The Lees subsequently sued Tang for libel. Tang was represented by his law firm, Tang & Co while the Lees were represented by Lee & Lee. In November, Tang applied for Queen's Counsel (QC) Charles Gray to represent him which was approved as nine lawyers had rejected his request to be his representation. The Lees also applied for representation by a QC. In January 1997, the Lees applied for the Mareva injunction against Tang and High Court judge Lai Kew Chai ruled that worldwide assets belonging to Tang and his wife (valued at S$11.2 million) were to be frozen. Tang, who was represented by J. B. Jeyaretnam, unsuccessfully sought to disqualify Lai by claiming that Lai was "close" to the plaintiffs. Tang further alleged that Lai had a "pecuniary interest" in the case because he had also purchased a discounted unit at Nassim Jade on the same day as the Lees. Lai countered that he had done so "separately and independently". In May 1997, judge Chao Hick Tin ruled that Tang's comments constituted "extreme aggravation" and awarded Lee Kuan Yew and Lee Hsien Loong S$1.05 million and S$950,000 in respective damages.

After the 1997 election, Tang was also sued for defamation by 11 PAP politicians, including Goh, SM Lee, and deputy prime ministers Lee and Tony Tan, who accused him of making statements during the campaign which falsely questioned their integrity. A total of 13 judgements were entered against Tang for defamation. Tang also subsequently faced charges from the Inland Revenue Department for evading taxes.

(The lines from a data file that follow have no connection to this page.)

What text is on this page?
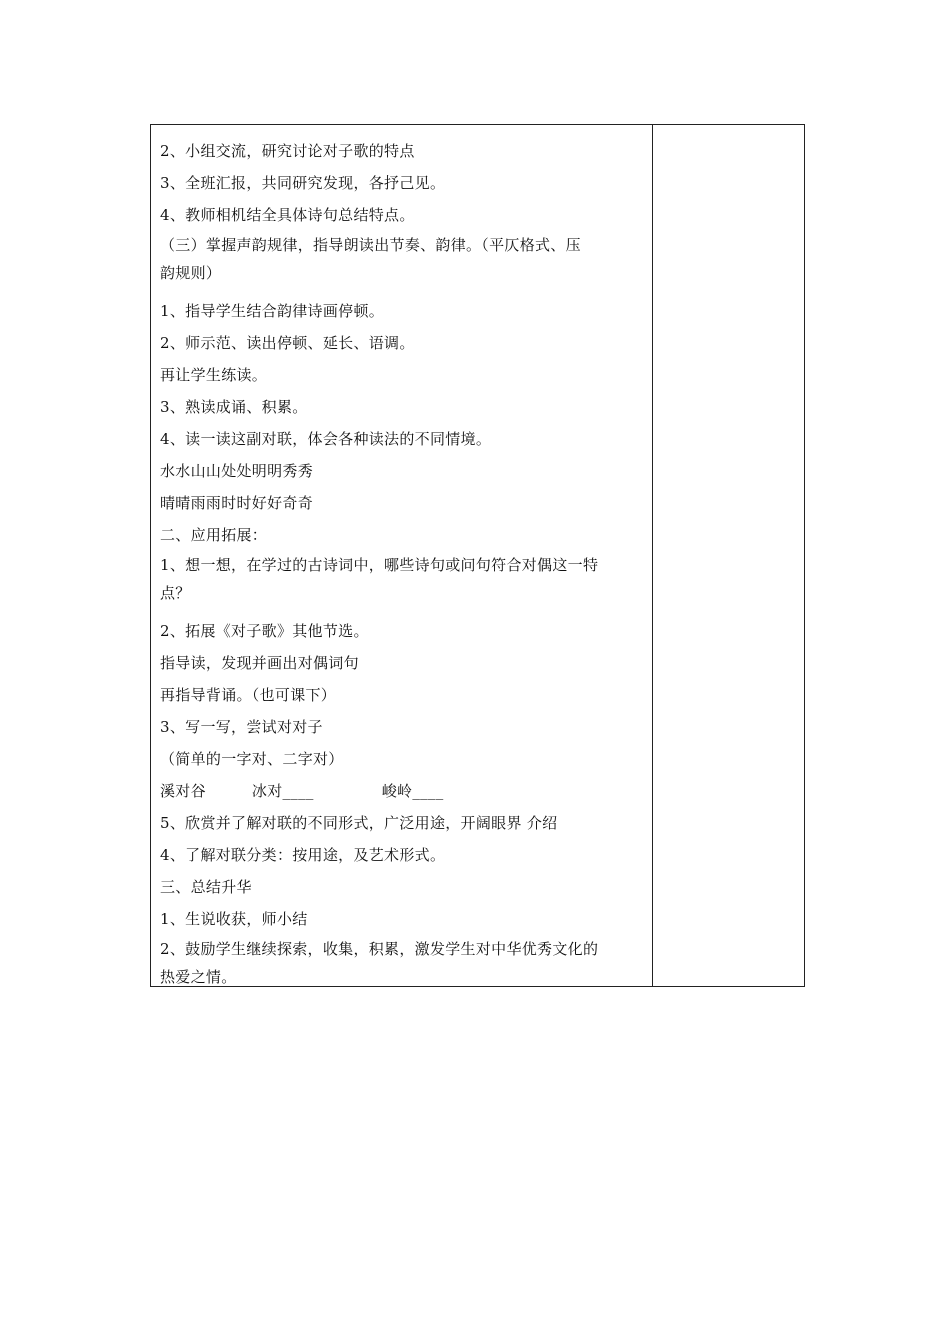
2、小组交流，研究讨论对子歌的特点
3、全班汇报，共同研究发现，各抒己见。
4、教师相机结全具体诗句总结特点。
（三）掌握声韵规律，指导朗读出节奏、韵律。（平仄格式、压
韵规则）
1、指导学生结合韵律诗画停顿。
2、师示范、读出停顿、延长、语调。
再让学生练读。
3、熟读成诵、积累。
4、读一读这副对联，体会各种读法的不同情境。
水水山山处处明明秀秀
晴晴雨雨时时好好奇奇
二、应用拓展：
1、想一想，在学过的古诗词中，哪些诗句或问句符合对偶这一特
点？
2、拓展《对子歌》其他节选。
指导读，发现并画出对偶词句
再指导背诵。（也可课下）
3、写一写，尝试对对子
（简单的一字对、二字对）
溪对谷	冰对____	峻岭____
5、欣赏并了解对联的不同形式，广泛用途，开阔眼界 介绍
4、了解对联分类：按用途，及艺术形式。
三、总结升华
1、生说收获，师小结
2、鼓励学生继续探索，收集，积累，激发学生对中华优秀文化的
热爱之情。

After Tang left Singapore, he did not return for the hearings of the defamation suits and had also sacked his lawyers. When Tang failed to file an affidavit disclosing his assets, the plaintiffs obtained default judgements against Tang in all their suits. Damages were assessed by a judge of the High Court at a total of S$739,976. The High Court also declared Tang as bankrupt. Tang was eventually ordered to pay a total of S$7.175 million for the defamation suits. Yazhou Zhoukan, which was involved in the first set of defamation suits, was ordered to pay S$900,000 in damages.

In September, Tang appealed against the damages awarded by the High Court and was represented by Grey again. In November, the Court of Appeal reduced the original total amount from S$7.175 million to $3.63 million. As Yazhou Zhoukan had already paid the damages, the court did not consider a reduction in amount for it.

== Personal life and death ==
Three days after 1997 general election, Tang left Singapore for Johor, Malaysia, fearing that he could be arrested by the Internal Security Department after being branded as a Chinese chauvinist. His wife Teo Siew Har's passport was then impounded but later released. Eventually Tang moved to Australia, where he was reunited with his wife.

Tang lived in Australia and then Malaysia until his death in Hong Kong on 15 September 2025, at the age of 89. His wife Teo died in May 2019, and he was survived by three children; one son and two daughters. (Note: Sources mislabel his age as "90".) His death was only made known on 2 October following an obituary in The Straits Times.